La studiosa ha definito “una scoperta strepitosa” quella dell’epigrafe ed è apparsa propensa anch’ella, come De Vivo, ad accogliere l’interpretazione di Osanna circa il significato delle linee 5 e 6 e la riferibilità alle sanzioni per la rissa nell’anfiteatro, osservando fra l’altro che se “Pompeios” fosse un complemento di moto a luogo mancherebbe l’oggetto al verbo reducere, oggetto invece presente nelle costruzioni apparentemente analoghe addotte a sostegno della pur suggestiva ipotesi di Lo Cascio e Maiuro. Quanto alla condanna emessa a seguito della rissa, l’assemblea dei patres sembra avere avuto un ruolo solo preparatorio rispetto ad essa; così come avvenuto, nell’età di Tiberio, in occasione del famoso senatoconsulto “de Cn. Pisone patre” per due complici di Pisone, anche nel caso in esame non l’avrebbe pronunciata direttamente: nel senso che certo il senatoconsulto diede la base della repressione, ma parrebbe non avere emesso direttamente i provvedimenti punitivi. L’iscrizione confermerebbe ora la pluralità dei condannati: gli alii, non nominati da Tacito, che avrebbero fomentato la seditio e che con Livineio sarebbero stati colpiti dal provvedimento punitivo, andrebbero identificati proprio in membri di familiae (termine che, ha osservato Carla Masi Doria, si può intendere anche proprio come “gruppi familiari”, posto che “familia” è usato con il significato di gens già in Cicerone e nello stesso Tacito) e tra di loro figurerebbero anche due componenti della gens Pompeia, i duoviri che erano allora in carica ma che vennero destituiti prima della scadenza naturale del loro mandato, evidentemente a seguito del provvedimento neroniano, se non altro per non avere esercitato il dovuto controllo in relazione ad una rissa avvenuta nel corso di un evento che si svolgeva pubblicamente.

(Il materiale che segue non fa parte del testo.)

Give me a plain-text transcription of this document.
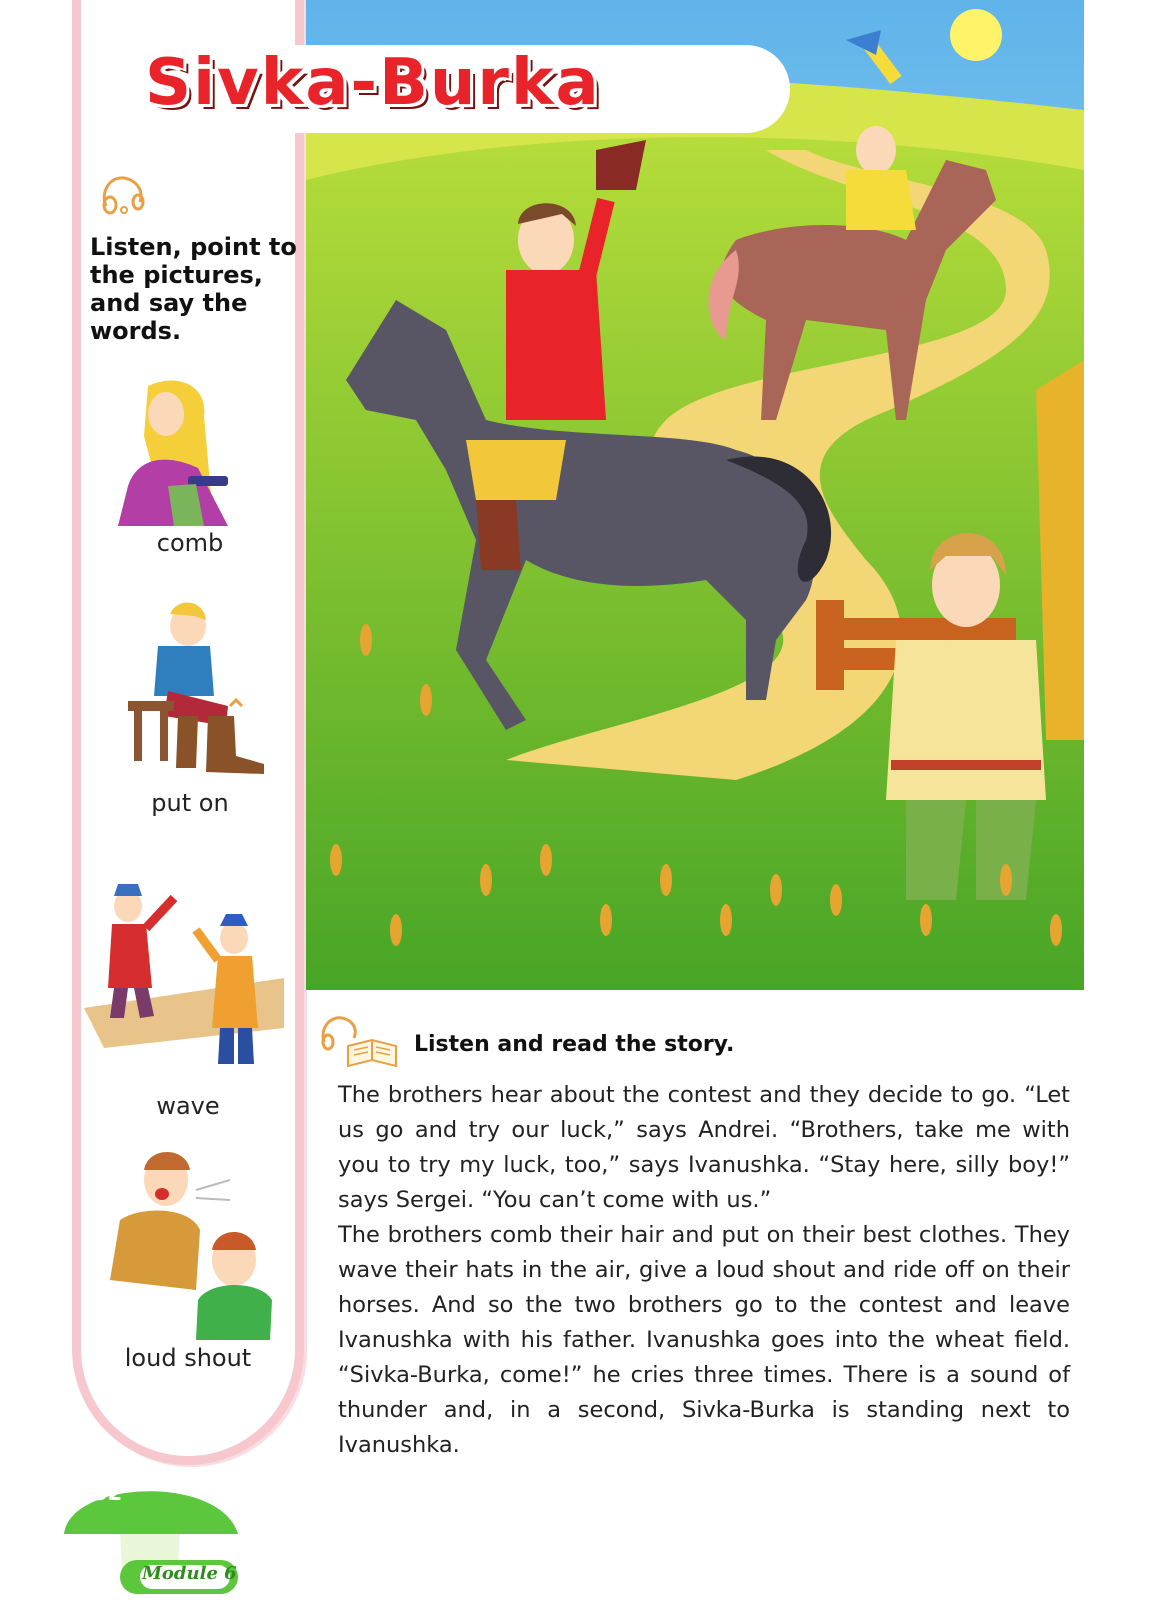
Listen, point to the pictures, and say the words.
comb
put on
wave
loud shout
Sivka-Burka
Listen and read the story.

The brothers hear about the contest and they decide to go. “Let us go and try our luck,” says Andrei. “Brothers, take me with you to try my luck, too,” says Ivanushka. “Stay here, silly boy!” says Sergei. “You can’t come with us.”

The brothers comb their hair and put on their best clothes. They wave their hats in the air, give a loud shout and ride off on their horses. And so the two brothers go to the contest and leave Ivanushka with his father. Ivanushka goes into the wheat field. “Sivka-Burka, come!” he cries three times. There is a sound of thunder and, in a second, Sivka-Burka is standing next to Ivanushka.

32
Module 6
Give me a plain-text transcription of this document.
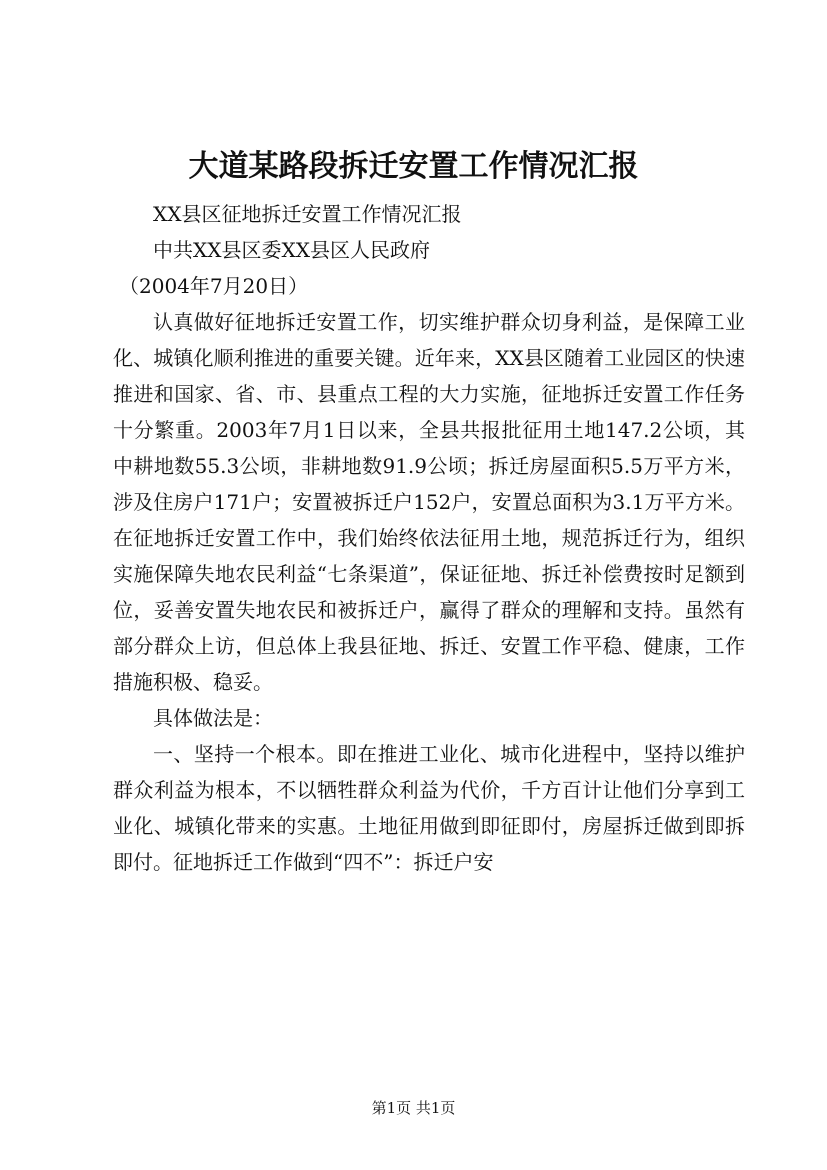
大道某路段拆迁安置工作情况汇报

XX县区征地拆迁安置工作情况汇报

中共XX县区委XX县区人民政府

（2004年7月20日）

认真做好征地拆迁安置工作，切实维护群众切身利益，是保障工业化、城镇化顺利推进的重要关键。近年来，XX县区随着工业园区的快速推进和国家、省、市、县重点工程的大力实施，征地拆迁安置工作任务十分繁重。2003年7月1日以来，全县共报批征用土地147.2公顷，其中耕地数55.3公顷，非耕地数91.9公顷；拆迁房屋面积5.5万平方米，涉及住房户171户；安置被拆迁户152户，安置总面积为3.1万平方米。在征地拆迁安置工作中，我们始终依法征用土地，规范拆迁行为，组织实施保障失地农民利益“七条渠道”，保证征地、拆迁补偿费按时足额到位，妥善安置失地农民和被拆迁户，赢得了群众的理解和支持。虽然有部分群众上访，但总体上我县征地、拆迁、安置工作平稳、健康，工作措施积极、稳妥。

具体做法是：

一、坚持一个根本。即在推进工业化、城市化进程中，坚持以维护群众利益为根本，不以牺牲群众利益为代价，千方百计让他们分享到工业化、城镇化带来的实惠。土地征用做到即征即付，房屋拆迁做到即拆即付。征地拆迁工作做到“四不”：拆迁户安

第1页 共1页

Ab urbe abducere è espressione utilizzata in un’elegia di Tibullo, e per lui l’urbs è certamente Roma. Si è chiesta la relatrice: forse urbs, che di per sé può indicare anche altre comunità, nella linea in esame dell’epigrafe potrebbe alludere a Pompei, e quindi ad un esilio da Pompei, cioè all’allontanamento oltre duecento miglia da Pompei? Improbabile, perché poco sopra, alla linea 2, urbs indica Roma … ma perché allora i responsabili della rissa sarebbero stati banditi, allontanati da Roma e non dal locus commissi delicti, ossia da Pompei? E ha trovato la risposta da un lato nella considerazione che Pompei si trovava nelle duecento miglia da Roma, sicché i condannati venivano così banditi comunque pure da Pompei; dall’altra nel fatto che tra di loro, anzi in posizione centrale nella vicenda e nel provvedimento repressivo, c’era quel Livineio Regolo, già espulso dal senato, che ben si può comprendere apparisse necessario quantomeno allontanare anche da Roma dopo che si era reso nuovamente protagonista di un comportamento assai riprovevole.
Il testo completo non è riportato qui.